Terminé de hacer unos trámites en el centro. El mediodía irrumpió casi sin darme cuenta, solo anunciado por esa sensación inconfundible de vaciedad que el hambre instalaba en mi estómago. Encadené mi bicicleta en el estacionamiento ad hoc de la plaza San Martín y para no irme muy lejos ni perder mucho tiempo, compré unos sánguches de miga y una gaseosa. Me esperaba una tarde completa en la hemeroteca, ubicada a pocos metros de allí, en el itento de concluir mi trabajo de varios meses buscando documentación para mi próximo libro.

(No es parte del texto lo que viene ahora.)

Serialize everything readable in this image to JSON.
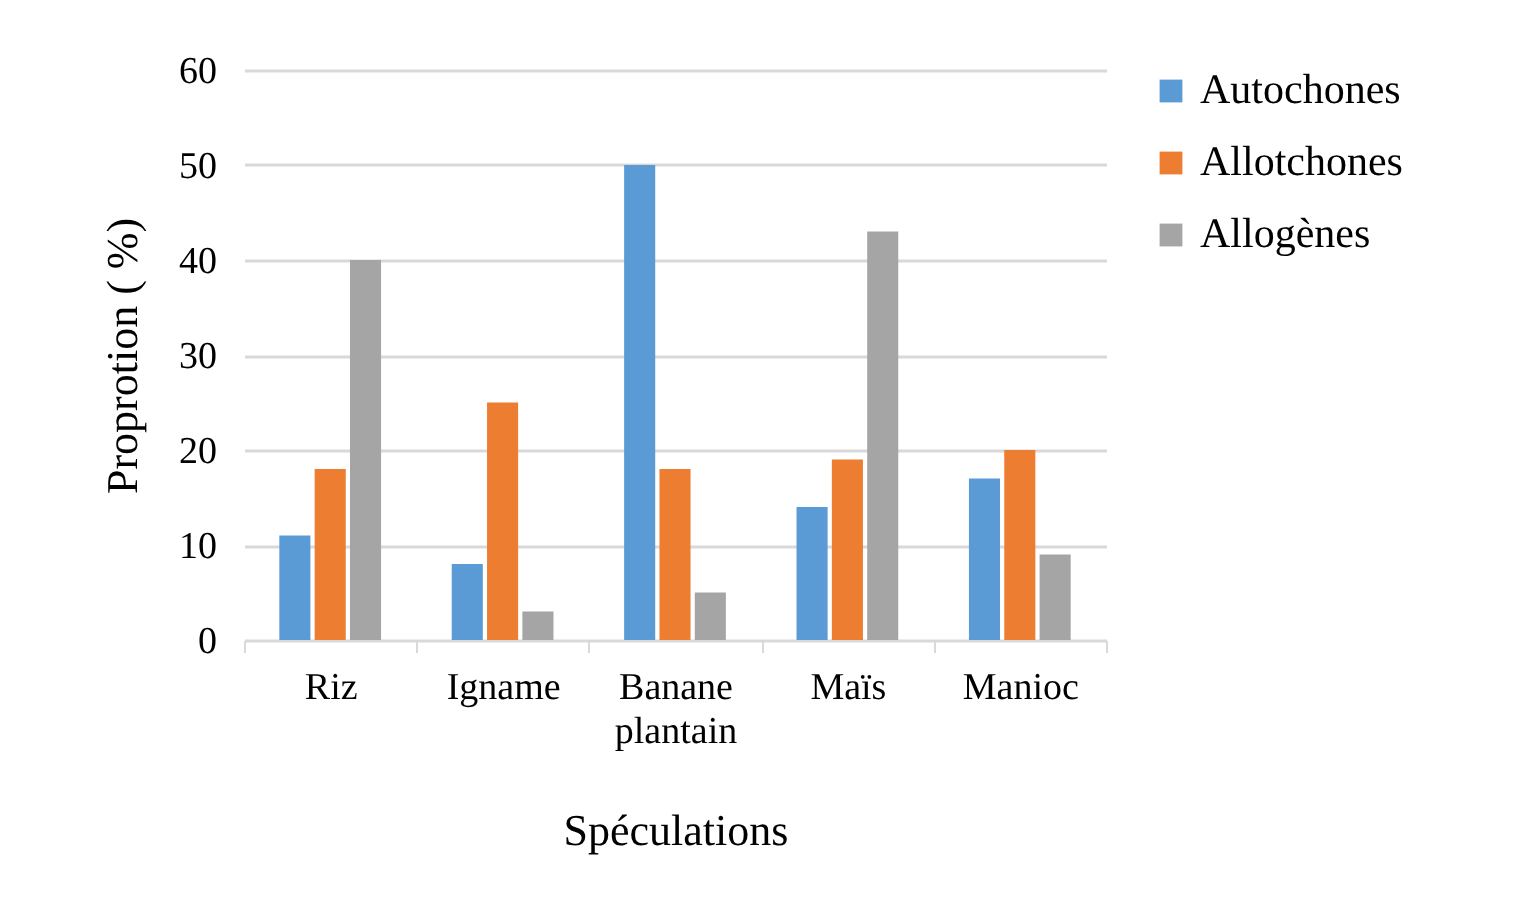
{
  "chart_data": {
    "type": "bar",
    "xlabel": "Spéculations",
    "ylabel": "Proprotion ( %)",
    "categories": [
      "Riz",
      "Igname",
      "Banane plantain",
      "Maïs",
      "Manioc"
    ],
    "series": [
      {
        "name": "Autochones",
        "color": "#5b9bd5",
        "values": [
          11,
          8,
          50,
          14,
          17
        ]
      },
      {
        "name": "Allotchones",
        "color": "#ed7d31",
        "values": [
          18,
          25,
          18,
          19,
          20
        ]
      },
      {
        "name": "Allogènes",
        "color": "#a5a5a5",
        "values": [
          40,
          3,
          5,
          43,
          9
        ]
      }
    ],
    "ylim": [
      0,
      60
    ],
    "yticks": [
      0,
      10,
      20,
      30,
      40,
      50,
      60
    ],
    "grid": "y",
    "legend": "right"
  }
}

El día estaba soleado y la plaza invitaba a disfrutarla. Con mi almuerzo en una mano y la  mochila en la otra hice un repaso visual sobre los bancos libres y opté por uno de los más cercanos. Desde alli se veía el cabildo entre los árboles y la catedral cruzada con el gran mástil que lucía la enorme bandera celeste y blanca. A mi izquierda el monumento al Libertador.  Algo se celebraba porque había una banda y varios abanderados.

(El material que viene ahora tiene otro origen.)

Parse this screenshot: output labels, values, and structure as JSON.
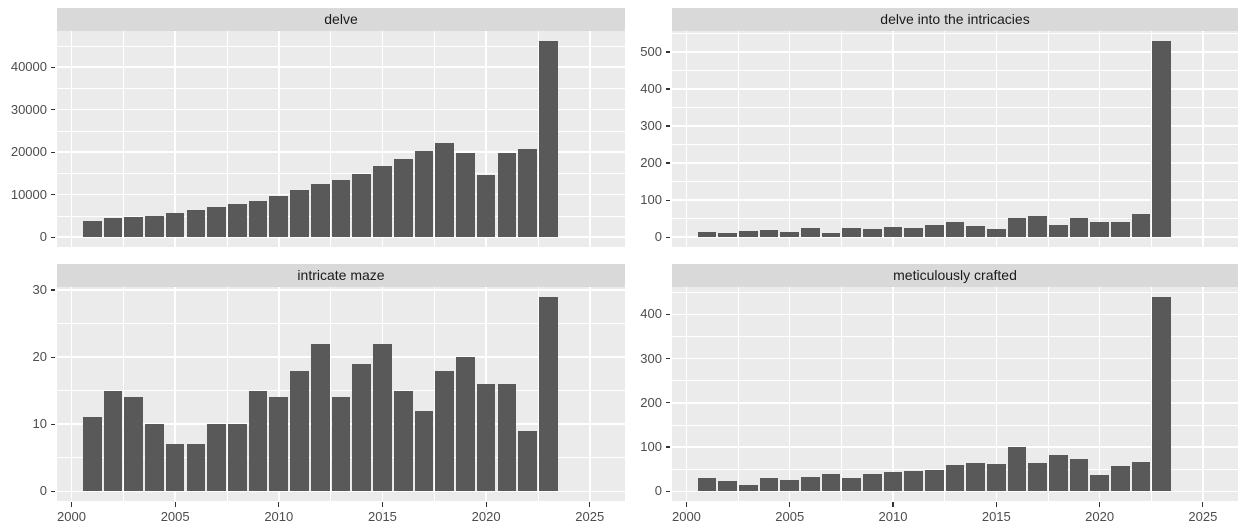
{
  "figure": {
    "kind": "faceted yearly bar chart (ggplot style)",
    "facets": [
      "delve",
      "delve into the intricacies",
      "intricate maze",
      "meticulously crafted"
    ]
  },
  "colors": {
    "page_background": "#ffffff",
    "panel_background": "#ebebeb",
    "strip_background": "#d9d9d9",
    "strip_text": "#1a1a1a",
    "bar_fill": "#595959",
    "gridline": "#ffffff",
    "axis_text": "#4d4d4d",
    "tick_mark": "#333333"
  },
  "chart_data": [
    {
      "type": "bar",
      "title": "delve",
      "x": [
        2001,
        2002,
        2003,
        2004,
        2005,
        2006,
        2007,
        2008,
        2009,
        2010,
        2011,
        2012,
        2013,
        2014,
        2015,
        2016,
        2017,
        2018,
        2019,
        2020,
        2021,
        2022,
        2023
      ],
      "values": [
        3700,
        4400,
        4700,
        5100,
        5700,
        6400,
        7000,
        7900,
        8600,
        9700,
        11000,
        12400,
        13400,
        14900,
        16800,
        18300,
        20300,
        22200,
        19900,
        14700,
        19900,
        20700,
        46200
      ],
      "y_ticks": [
        0,
        10000,
        20000,
        30000,
        40000
      ],
      "x_ticks": [
        2000,
        2005,
        2010,
        2015,
        2020,
        2025
      ],
      "show_x_labels": false,
      "xlim": [
        1999.3,
        2026.7
      ],
      "xlabel": "",
      "ylabel": ""
    },
    {
      "type": "bar",
      "title": "delve into the intricacies",
      "x": [
        2001,
        2002,
        2003,
        2004,
        2005,
        2006,
        2007,
        2008,
        2009,
        2010,
        2011,
        2012,
        2013,
        2014,
        2015,
        2016,
        2017,
        2018,
        2019,
        2020,
        2021,
        2022,
        2023
      ],
      "values": [
        13,
        12,
        18,
        20,
        13,
        26,
        10,
        26,
        22,
        27,
        25,
        33,
        42,
        31,
        22,
        53,
        56,
        33,
        53,
        42,
        42,
        62,
        530
      ],
      "y_ticks": [
        0,
        100,
        200,
        300,
        400,
        500
      ],
      "x_ticks": [
        2000,
        2005,
        2010,
        2015,
        2020,
        2025
      ],
      "show_x_labels": false,
      "xlim": [
        1999.3,
        2026.7
      ],
      "xlabel": "",
      "ylabel": ""
    },
    {
      "type": "bar",
      "title": "intricate maze",
      "x": [
        2001,
        2002,
        2003,
        2004,
        2005,
        2006,
        2007,
        2008,
        2009,
        2010,
        2011,
        2012,
        2013,
        2014,
        2015,
        2016,
        2017,
        2018,
        2019,
        2020,
        2021,
        2022,
        2023
      ],
      "values": [
        11,
        15,
        14,
        10,
        7,
        7,
        10,
        10,
        15,
        14,
        18,
        22,
        14,
        19,
        22,
        15,
        12,
        18,
        20,
        16,
        16,
        9,
        29
      ],
      "y_ticks": [
        0,
        10,
        20,
        30
      ],
      "x_ticks": [
        2000,
        2005,
        2010,
        2015,
        2020,
        2025
      ],
      "show_x_labels": true,
      "xlim": [
        1999.3,
        2026.7
      ],
      "xlabel": "",
      "ylabel": ""
    },
    {
      "type": "bar",
      "title": "meticulously crafted",
      "x": [
        2001,
        2002,
        2003,
        2004,
        2005,
        2006,
        2007,
        2008,
        2009,
        2010,
        2011,
        2012,
        2013,
        2014,
        2015,
        2016,
        2017,
        2018,
        2019,
        2020,
        2021,
        2022,
        2023
      ],
      "values": [
        29,
        23,
        15,
        30,
        25,
        32,
        38,
        29,
        38,
        43,
        46,
        47,
        60,
        64,
        61,
        100,
        65,
        83,
        72,
        37,
        58,
        66,
        440
      ],
      "y_ticks": [
        0,
        100,
        200,
        300,
        400
      ],
      "x_ticks": [
        2000,
        2005,
        2010,
        2015,
        2020,
        2025
      ],
      "show_x_labels": true,
      "xlim": [
        1999.3,
        2026.7
      ],
      "xlabel": "",
      "ylabel": ""
    }
  ]
}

Antes de sentarme en uno de los bancos contabilicé la cantidad de manchas blancas que resaltaban sobre el marrón oscuro de sus tablas, sello inconfundible de la plaga colombófila, dueña indiscutida de la plaza. Miré hacia arriba, escrutando entre las ramas de un gran lapacho que proyectaba su sombra sobre el banco,  para tratar de descubrir alguna paloma con intención de descargar su artillería sobre mi calva. La fronda estaba libre de potenciales agresores, así que me senté, aunque con cierta inquietud que me hizo estar mirando regularmente hacia arriba para tener controlada la situación.

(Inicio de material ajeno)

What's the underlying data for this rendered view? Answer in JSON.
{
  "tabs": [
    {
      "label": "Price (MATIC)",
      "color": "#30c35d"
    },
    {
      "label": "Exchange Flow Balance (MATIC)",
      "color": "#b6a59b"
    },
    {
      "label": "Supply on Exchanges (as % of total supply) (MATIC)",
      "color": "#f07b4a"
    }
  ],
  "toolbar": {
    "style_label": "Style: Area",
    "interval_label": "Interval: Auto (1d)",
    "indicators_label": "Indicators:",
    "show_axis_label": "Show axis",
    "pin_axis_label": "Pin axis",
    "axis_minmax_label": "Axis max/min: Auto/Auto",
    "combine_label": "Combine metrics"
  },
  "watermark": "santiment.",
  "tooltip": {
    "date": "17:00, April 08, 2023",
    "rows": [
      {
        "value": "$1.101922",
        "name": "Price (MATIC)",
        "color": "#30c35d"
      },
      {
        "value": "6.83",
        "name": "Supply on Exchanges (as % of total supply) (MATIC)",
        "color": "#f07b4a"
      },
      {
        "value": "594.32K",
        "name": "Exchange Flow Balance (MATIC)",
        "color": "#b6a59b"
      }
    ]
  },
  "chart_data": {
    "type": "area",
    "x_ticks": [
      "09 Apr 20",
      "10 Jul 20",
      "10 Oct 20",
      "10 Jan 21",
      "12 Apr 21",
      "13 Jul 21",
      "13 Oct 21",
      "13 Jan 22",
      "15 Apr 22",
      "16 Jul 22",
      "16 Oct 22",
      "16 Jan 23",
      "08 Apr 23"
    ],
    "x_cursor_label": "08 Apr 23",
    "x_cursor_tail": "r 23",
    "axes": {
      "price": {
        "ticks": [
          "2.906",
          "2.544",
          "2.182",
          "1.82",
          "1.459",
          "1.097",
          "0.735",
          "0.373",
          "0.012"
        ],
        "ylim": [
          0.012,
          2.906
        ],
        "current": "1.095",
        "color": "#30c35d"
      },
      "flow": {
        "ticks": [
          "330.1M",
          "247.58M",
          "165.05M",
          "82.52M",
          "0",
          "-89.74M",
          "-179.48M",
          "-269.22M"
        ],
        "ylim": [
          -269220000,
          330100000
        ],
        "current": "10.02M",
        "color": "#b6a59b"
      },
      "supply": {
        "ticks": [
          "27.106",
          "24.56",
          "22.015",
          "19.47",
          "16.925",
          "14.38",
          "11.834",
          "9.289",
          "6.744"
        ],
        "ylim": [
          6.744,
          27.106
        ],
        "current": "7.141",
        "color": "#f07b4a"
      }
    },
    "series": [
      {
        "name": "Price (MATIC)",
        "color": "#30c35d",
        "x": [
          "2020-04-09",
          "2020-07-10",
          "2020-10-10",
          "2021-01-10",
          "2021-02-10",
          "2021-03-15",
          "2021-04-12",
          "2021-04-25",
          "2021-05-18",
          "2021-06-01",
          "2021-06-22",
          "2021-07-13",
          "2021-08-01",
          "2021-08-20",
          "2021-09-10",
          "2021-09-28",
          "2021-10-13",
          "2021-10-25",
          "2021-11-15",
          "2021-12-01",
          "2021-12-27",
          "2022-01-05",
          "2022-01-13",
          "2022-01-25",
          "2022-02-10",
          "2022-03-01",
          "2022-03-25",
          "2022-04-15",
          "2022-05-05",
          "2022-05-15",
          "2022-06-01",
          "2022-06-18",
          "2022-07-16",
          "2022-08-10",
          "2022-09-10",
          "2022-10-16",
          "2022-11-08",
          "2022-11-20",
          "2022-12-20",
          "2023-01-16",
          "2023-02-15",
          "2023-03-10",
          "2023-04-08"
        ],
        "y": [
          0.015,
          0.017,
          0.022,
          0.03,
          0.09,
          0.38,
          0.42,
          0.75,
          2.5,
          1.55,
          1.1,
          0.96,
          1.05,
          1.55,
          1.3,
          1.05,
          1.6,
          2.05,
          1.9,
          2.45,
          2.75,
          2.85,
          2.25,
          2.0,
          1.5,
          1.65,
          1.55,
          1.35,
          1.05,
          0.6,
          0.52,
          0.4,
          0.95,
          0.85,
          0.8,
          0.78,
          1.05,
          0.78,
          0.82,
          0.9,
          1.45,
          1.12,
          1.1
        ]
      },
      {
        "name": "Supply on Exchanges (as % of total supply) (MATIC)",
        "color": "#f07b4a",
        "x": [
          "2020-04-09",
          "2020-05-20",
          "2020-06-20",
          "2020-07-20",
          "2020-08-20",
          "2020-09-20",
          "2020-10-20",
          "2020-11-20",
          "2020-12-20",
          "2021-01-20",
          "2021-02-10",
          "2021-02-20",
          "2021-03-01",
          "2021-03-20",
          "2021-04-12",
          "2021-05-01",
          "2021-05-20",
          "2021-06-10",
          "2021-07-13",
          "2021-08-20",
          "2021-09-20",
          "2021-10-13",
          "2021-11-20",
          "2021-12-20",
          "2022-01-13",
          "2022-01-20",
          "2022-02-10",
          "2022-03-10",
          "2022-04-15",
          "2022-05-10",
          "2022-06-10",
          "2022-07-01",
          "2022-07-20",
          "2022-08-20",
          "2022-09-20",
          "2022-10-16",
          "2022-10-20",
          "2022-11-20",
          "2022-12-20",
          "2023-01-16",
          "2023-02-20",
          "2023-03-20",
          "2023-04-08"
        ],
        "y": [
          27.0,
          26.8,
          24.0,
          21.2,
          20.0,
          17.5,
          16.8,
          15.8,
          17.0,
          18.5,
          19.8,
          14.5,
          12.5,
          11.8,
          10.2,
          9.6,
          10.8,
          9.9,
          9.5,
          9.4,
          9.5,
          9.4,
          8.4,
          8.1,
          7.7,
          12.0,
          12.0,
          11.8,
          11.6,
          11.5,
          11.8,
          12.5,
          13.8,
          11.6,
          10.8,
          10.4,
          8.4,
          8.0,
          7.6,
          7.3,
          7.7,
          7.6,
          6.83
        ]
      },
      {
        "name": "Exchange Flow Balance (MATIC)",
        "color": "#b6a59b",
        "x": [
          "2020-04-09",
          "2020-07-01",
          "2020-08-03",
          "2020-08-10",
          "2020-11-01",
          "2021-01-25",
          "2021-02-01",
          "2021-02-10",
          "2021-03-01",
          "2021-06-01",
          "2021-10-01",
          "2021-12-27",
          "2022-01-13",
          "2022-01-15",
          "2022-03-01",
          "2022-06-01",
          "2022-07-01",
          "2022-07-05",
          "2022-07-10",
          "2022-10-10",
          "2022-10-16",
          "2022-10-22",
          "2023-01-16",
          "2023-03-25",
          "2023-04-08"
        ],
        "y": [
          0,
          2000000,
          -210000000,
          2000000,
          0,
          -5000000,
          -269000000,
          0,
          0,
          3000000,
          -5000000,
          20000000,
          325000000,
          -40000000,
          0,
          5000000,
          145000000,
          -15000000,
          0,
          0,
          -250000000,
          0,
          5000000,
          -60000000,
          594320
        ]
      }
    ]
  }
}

Me relajé, estiré las piernas, le di el primer mordisco a mi sánguche de jamón, queso, tomate y aceitunas y me puse a pensar: ¿Porqué la gente alimenta a las palomas que son plaga? ¿la Asociación protectora de animales las protege?  ¿qué habrá sido de los halcones que trajeron hace un par de años para ahuyentarlas? Me sonreí: indudablemente perdieron la batalla. Rápidamente me invadieron recuerdos de mi infancia en Totoral. Fueron muchas la veces que, con mi eficaz rifle de aire comprimido Kafema, me instalaba, previa autorización, en el patio de la casona de los Cheble, debajo de un enorme y frondoso fresno que se repletaba de gordas palomas turcas. Sentado, con mi espalda sobre la pared, apuntaba y...pum. No erraba casi ningún disparo. En pocos minutos tenía una bolsa llena que llevaba a mi madre para esos exquisitos guisos que preparaba. Seguramente iría preso si repitiera eso acá, pero estaría bueno que se permitiera por lo menos hasta que quedaran unas pocas que, repletas de pururú y otras porquerías, ya no pudieran ni carretear para levantar vuelo.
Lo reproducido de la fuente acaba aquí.